Netanyahu backtracks on rejecting two states, but damage is already done

Israel's Binyamin Netanyahu backtracks on his "Two-state" solution comments
Netanyahu: "Thank you, President Trump, for this historic move. The sanctions are indeed coming". (Reuters)

On Monday – the eve of Israeli elections – he unequivocally disavowed his support – first given in a speech in 2009 – for a Palestinian state .

By Thursday, however, Netanyahu was in full reverse saying in an interview with the US channel MSNBC that’s not what he had meant at all.

The reality is that the Israeli prime minister’s remarks are simply explicable as a naked appeal to two different political contingencies.

Struggling in opinion polls before the election he told Israeli rightwingers what they wanted to hear to persuade them to rally to his party flag: that no Palestinian state would be created on his watch ; that there would be no evacuation of Israeli settlements on the West Bank, and of his commitment to continued settlement building in occupied East Jerusalem.

“Anyone who is going to establish a Palestinian state today and evacuate lands is giving attack grounds to the radical Islam against the state of Israel,” Netanyahu told the Israeli web site NRG on Monday. “There is a real threat here that a leftwing government will join the international community and follow its orders.”

Asked directly if that meant there would be no Palestinian state if he was re-elected, Netanyahu answered: “Correct.”

It worked. Perhaps too well according to some Israeli sources who say the win was far bigger than Netanyahu had anticipated.
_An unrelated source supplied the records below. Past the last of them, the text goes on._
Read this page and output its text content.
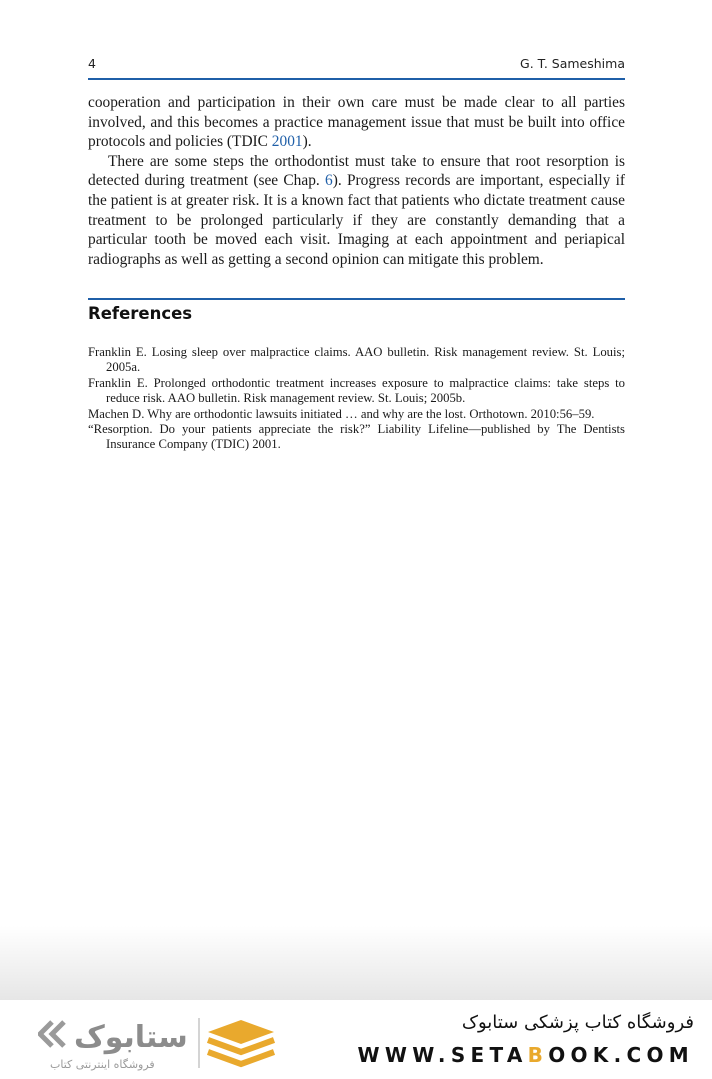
4	G. T. Sameshima

cooperation and participation in their own care must be made clear to all parties involved, and this becomes a practice management issue that must be built into office protocols and policies (TDIC 2001).

There are some steps the orthodontist must take to ensure that root resorption is detected during treatment (see Chap. 6). Progress records are important, especially if the patient is at greater risk. It is a known fact that patients who dictate treatment cause treatment to be prolonged particularly if they are constantly demanding that a particular tooth be moved each visit. Imaging at each appointment and periapical radiographs as well as getting a second opinion can mitigate this problem.

References

Franklin E. Losing sleep over malpractice claims. AAO bulletin. Risk management review. St. Louis; 2005a.

Franklin E. Prolonged orthodontic treatment increases exposure to malpractice claims: take steps to reduce risk. AAO bulletin. Risk management review. St. Louis; 2005b.

Machen D. Why are orthodontic lawsuits initiated … and why are the lost. Orthotown. 2010:56–59.

“Resorption. Do your patients appreciate the risk?” Liability Lifeline—published by The Dentists Insurance Company (TDIC) 2001.

ستابوک
فروشگاه اینترنتی کتاب
فروشگاه کتاب پزشکی ستابوک
WWW.SETABOOK.COM
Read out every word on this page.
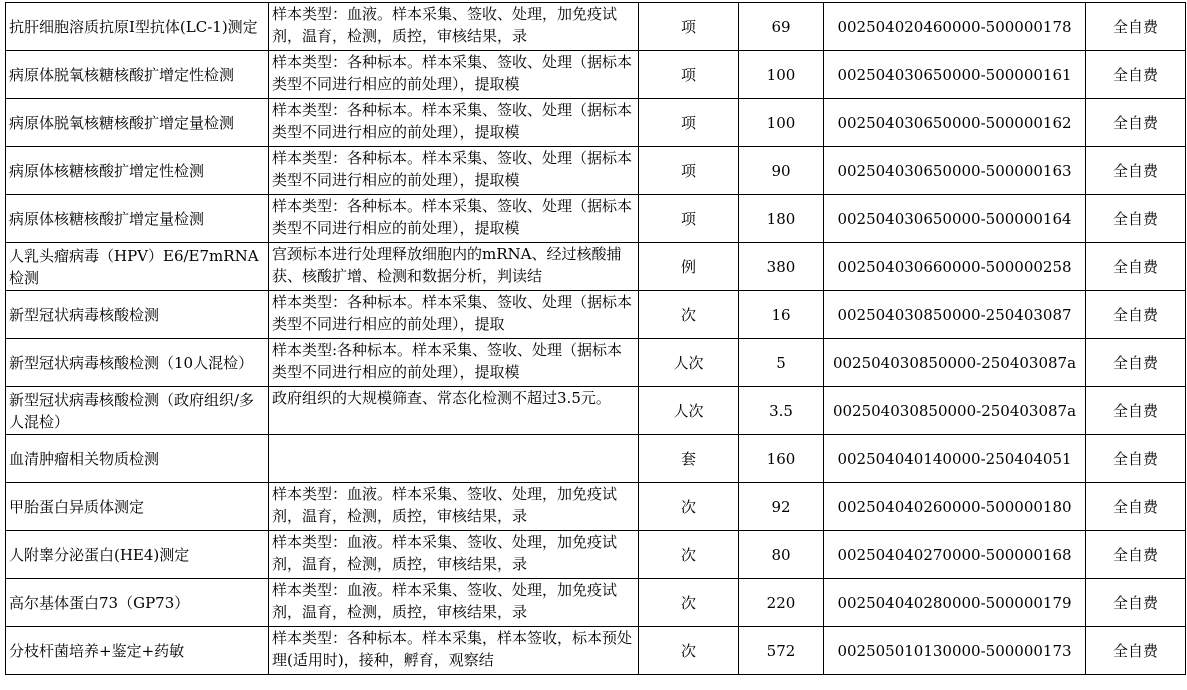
抗肝细胞溶质抗原I型抗体(LC-1)测定	样本类型：血液。样本采集、签收、处理，加免疫试剂，温育，检测，质控，审核结果，录	项	69	002504020460000-500000178	全自费
病原体脱氧核糖核酸扩增定性检测	样本类型：各种标本。样本采集、签收、处理（据标本类型不同进行相应的前处理），提取模	项	100	002504030650000-500000161	全自费
病原体脱氧核糖核酸扩增定量检测	样本类型：各种标本。样本采集、签收、处理（据标本类型不同进行相应的前处理），提取模	项	100	002504030650000-500000162	全自费
病原体核糖核酸扩增定性检测	样本类型：各种标本。样本采集、签收、处理（据标本类型不同进行相应的前处理），提取模	项	90	002504030650000-500000163	全自费
病原体核糖核酸扩增定量检测	样本类型：各种标本。样本采集、签收、处理（据标本类型不同进行相应的前处理），提取模	项	180	002504030650000-500000164	全自费
人乳头瘤病毒（HPV）E6/E7mRNA检测	宫颈标本进行处理释放细胞内的mRNA、经过核酸捕获、核酸扩增、检测和数据分析，判读结	例	380	002504030660000-500000258	全自费
新型冠状病毒核酸检测	样本类型：各种标本。样本采集、签收、处理（据标本类型不同进行相应的前处理），提取	次	16	002504030850000-250403087	全自费
新型冠状病毒核酸检测（10人混检）	样本类型:各种标本。样本采集、签收、处理（据标本类型不同进行相应的前处理），提取模	人次	5	002504030850000-250403087a	全自费
新型冠状病毒核酸检测（政府组织/多人混检）	政府组织的大规模筛查、常态化检测不超过3.5元。	人次	3.5	002504030850000-250403087a	全自费
血清肿瘤相关物质检测		套	160	002504040140000-250404051	全自费
甲胎蛋白异质体测定	样本类型：血液。样本采集、签收、处理，加免疫试剂，温育，检测，质控，审核结果，录	次	92	002504040260000-500000180	全自费
人附睾分泌蛋白(HE4)测定	样本类型：血液。样本采集、签收、处理，加免疫试剂，温育，检测，质控，审核结果，录	次	80	002504040270000-500000168	全自费
高尔基体蛋白73（GP73）	样本类型：血液。样本采集、签收、处理，加免疫试剂，温育，检测，质控，审核结果，录	次	220	002504040280000-500000179	全自费
分枝杆菌培养+鉴定+药敏	样本类型：各种标本。样本采集，样本签收，标本预处理(适用时)，接种，孵育，观察结	次	572	002505010130000-500000173	全自费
Netanyahu’s new problem is that – hoist with his own petard – he has now been obliged to spin both the comments he made on the even of the elections, and his wider tactics during the campaign, including his pointed breach of protocol in making a speech to Congress that US president Barack Obama did not want him to make.
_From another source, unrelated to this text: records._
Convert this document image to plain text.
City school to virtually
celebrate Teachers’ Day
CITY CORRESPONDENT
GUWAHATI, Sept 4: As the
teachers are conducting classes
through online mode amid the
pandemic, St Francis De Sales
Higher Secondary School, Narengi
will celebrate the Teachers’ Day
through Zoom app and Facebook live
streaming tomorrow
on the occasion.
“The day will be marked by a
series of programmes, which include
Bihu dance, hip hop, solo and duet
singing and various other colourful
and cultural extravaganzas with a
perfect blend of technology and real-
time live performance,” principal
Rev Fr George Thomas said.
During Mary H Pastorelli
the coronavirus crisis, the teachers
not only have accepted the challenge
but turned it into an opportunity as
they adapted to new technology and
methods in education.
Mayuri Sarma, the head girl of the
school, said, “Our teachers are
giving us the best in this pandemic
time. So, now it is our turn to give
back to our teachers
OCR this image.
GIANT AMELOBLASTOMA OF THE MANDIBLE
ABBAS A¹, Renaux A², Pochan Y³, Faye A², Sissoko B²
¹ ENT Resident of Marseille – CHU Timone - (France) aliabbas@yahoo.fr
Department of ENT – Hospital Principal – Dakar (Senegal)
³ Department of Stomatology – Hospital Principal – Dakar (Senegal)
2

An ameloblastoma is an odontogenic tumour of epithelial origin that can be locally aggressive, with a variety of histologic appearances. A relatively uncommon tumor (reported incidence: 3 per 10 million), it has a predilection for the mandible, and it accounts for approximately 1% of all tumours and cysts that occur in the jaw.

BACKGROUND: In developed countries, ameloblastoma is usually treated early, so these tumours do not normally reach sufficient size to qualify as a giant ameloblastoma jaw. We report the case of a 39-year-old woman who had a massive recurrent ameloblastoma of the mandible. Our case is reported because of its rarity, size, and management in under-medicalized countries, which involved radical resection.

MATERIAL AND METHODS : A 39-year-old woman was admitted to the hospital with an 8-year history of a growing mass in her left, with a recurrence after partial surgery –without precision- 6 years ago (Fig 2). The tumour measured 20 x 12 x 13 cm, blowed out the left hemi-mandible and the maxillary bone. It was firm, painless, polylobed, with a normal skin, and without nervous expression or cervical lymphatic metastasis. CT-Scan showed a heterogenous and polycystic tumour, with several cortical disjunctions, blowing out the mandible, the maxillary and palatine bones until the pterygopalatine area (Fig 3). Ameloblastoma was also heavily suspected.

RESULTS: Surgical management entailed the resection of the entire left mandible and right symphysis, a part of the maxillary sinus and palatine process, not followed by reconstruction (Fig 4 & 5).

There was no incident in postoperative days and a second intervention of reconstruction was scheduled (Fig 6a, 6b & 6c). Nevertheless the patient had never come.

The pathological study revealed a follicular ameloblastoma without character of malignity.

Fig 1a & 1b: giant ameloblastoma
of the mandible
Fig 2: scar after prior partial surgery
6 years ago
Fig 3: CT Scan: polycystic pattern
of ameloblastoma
By Thursday Netanyahu was singing a different tune. “I haven’t changed my policy,” he told MSNBC. “What has changed is the reality.”
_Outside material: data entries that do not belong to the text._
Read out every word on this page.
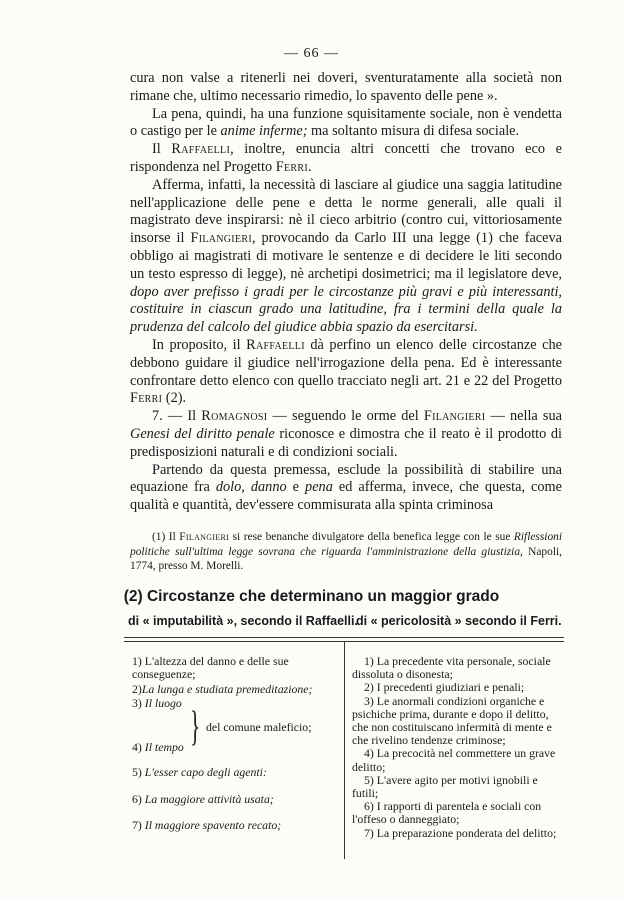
— 66 —

cura non valse a ritenerli nei doveri, sventuratamente alla società non rimane che, ultimo necessario rimedio, lo spavento delle pene ».

La pena, quindi, ha una funzione squisitamente sociale, non è vendetta o castigo per le anime inferme; ma soltanto misura di difesa sociale.

Il Raffaelli, inoltre, enuncia altri concetti che trovano eco e rispondenza nel Progetto Ferri.

Afferma, infatti, la necessità di lasciare al giudice una saggia latitudine nell'applicazione delle pene e detta le norme generali, alle quali il magistrato deve inspirarsi: nè il cieco arbitrio (contro cui, vittoriosamente insorse il Filangieri, provocando da Carlo III una legge (1) che faceva obbligo ai magistrati di motivare le sentenze e di decidere le liti secondo un testo espresso di legge), nè archetipi dosimetrici; ma il legislatore deve, dopo aver prefisso i gradi per le circostanze più gravi e più interessanti, costituire in ciascun grado una latitudine, fra i termini della quale la prudenza del calcolo del giudice abbia spazio da esercitarsi.

In proposito, il Raffaelli dà perfino un elenco delle circostanze che debbono guidare il giudice nell'irrogazione della pena. Ed è interessante confrontare detto elenco con quello tracciato negli art. 21 e 22 del Progetto Ferri (2).

7. — Il Romagnosi — seguendo le orme del Filangieri — nella sua Genesi del diritto penale riconosce e dimostra che il reato è il prodotto di predisposizioni naturali e di condizioni sociali.

Partendo da questa premessa, esclude la possibilità di stabilire una equazione fra dolo, danno e pena ed afferma, invece, che questa, come qualità e quantità, dev'essere commisurata alla spinta criminosa

(1) Il Filangieri si rese benanche divulgatore della benefica legge con le sue Riflessioni politiche sull'ultima legge sovrana che riguarda l'amministrazione della giustizia, Napoli, 1774, presso M. Morelli.

(2) Circostanze che determinano un maggior grado
di « imputabilità », secondo il Raffaelli.
di « pericolosità » secondo il Ferri.
1) L'altezza del danno e delle sue conseguenze;
2)La lunga e studiata premeditazione;
3) Il luogo
} del comune maleficio;
4) Il tempo
5) L'esser capo degli agenti:
6) La maggiore attività usata;
7) Il maggiore spavento recato;
1) La precedente vita personale, sociale dissoluta o disonesta;
2) I precedenti giudiziari e penali;
3) Le anormali condizioni organiche e psichiche prima, durante e dopo il delitto, che non costituiscano infermità di mente e che rivelino tendenze criminose;
4) La precocità nel commettere un grave delitto;
5) L'avere agito per motivi ignobili e futili;
6) I rapporti di parentela e sociali con l'offeso o danneggiato;
7) La preparazione ponderata del delitto;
Faced with stark warnings from senior US officials that Washington was “rethinking” its approach to the Middle East peace process following Netanyahu’s disavowal of the two-state solution, and the threat of tougher EU sanctions, his flip-flop represents an attempt to stave off a different and more serious challenge.

The result was his interview on Thursday in which he insisted he meant no “disrespect” to Obama, backed a two-state solution, and saw the US as Israel’s most important ally – the last of which at least is certainly heart felt.

No disrespect to Obama
The reality is that Netanyahu is playing a game that has become wearily familiar to the diplomats and leaders who have dealt with him since he was re-elected to office in 2009 – paying lip service to a lukewarm and vague commitment to a Palestinian state he has no intention of ever honouring.

In recent years he has deployed a series of excuses to defer meaningful progress: the priority of the threat of a nuclear Iran; the demand that Palestinians should recognise Israel as a Jewish state, and the notion that any withdrawal from the occupied territories would allow the creations of “Hamastan B” as he has called it, or permit Isis to reach the doorstep of Jerusalem.

On the diplomatic front the game is both simple and familiar: to maintain a critical ambiguity in the face of the real facts on the ground represented by the increase in settlement building by the Israeli government in the midst of the last round of peace talks.

It is a restatement in theory of a support for two states, while in practice never finding the conditions suitable.

The problem is that the international community has seen this ruse too often for it to be effective any more. Netanyahu, as diplomats have made clear and anticipated ahead of his re-election, is a known quantity whose actions in the past have left no room for any benefit of the doubt.

His nakedly political statements have also helped validate Palestinian moves to internationalise their claims for their own state by allowing them to argue that Netanyahu has rejected a negotiated settlement even if he has tried to row it back.

And the mood among European and US officials suggests that emollient words will not be enough. The only way for Netanyahu to head off an escalating diplomatic crisis in the coming weeks and months, will be a concrete demonstration of his commitment to negotiations with – as a first step – a demand for a freeze on all settlement building.

While western diplomats have been at pains to point out no decisions have yet been made on a change of direction, what was clear at the week’s end is that an appetite not only exists for a new approach but that frustration with Israel’s prime minister has reached a new high.

“Words matter,” said White House spokesman Josh Earnest after Netanyahu’s interview with MSNBC.

“Steps that the United States has taken at the United Nations had been predicated on this idea that the two-state solution is the best outcome,” he said.

“Now our ally in these talks has said that they are no longer committed to that solution. That means we need to re-evaluate our position in this matter, and that is what we will do moving forward.”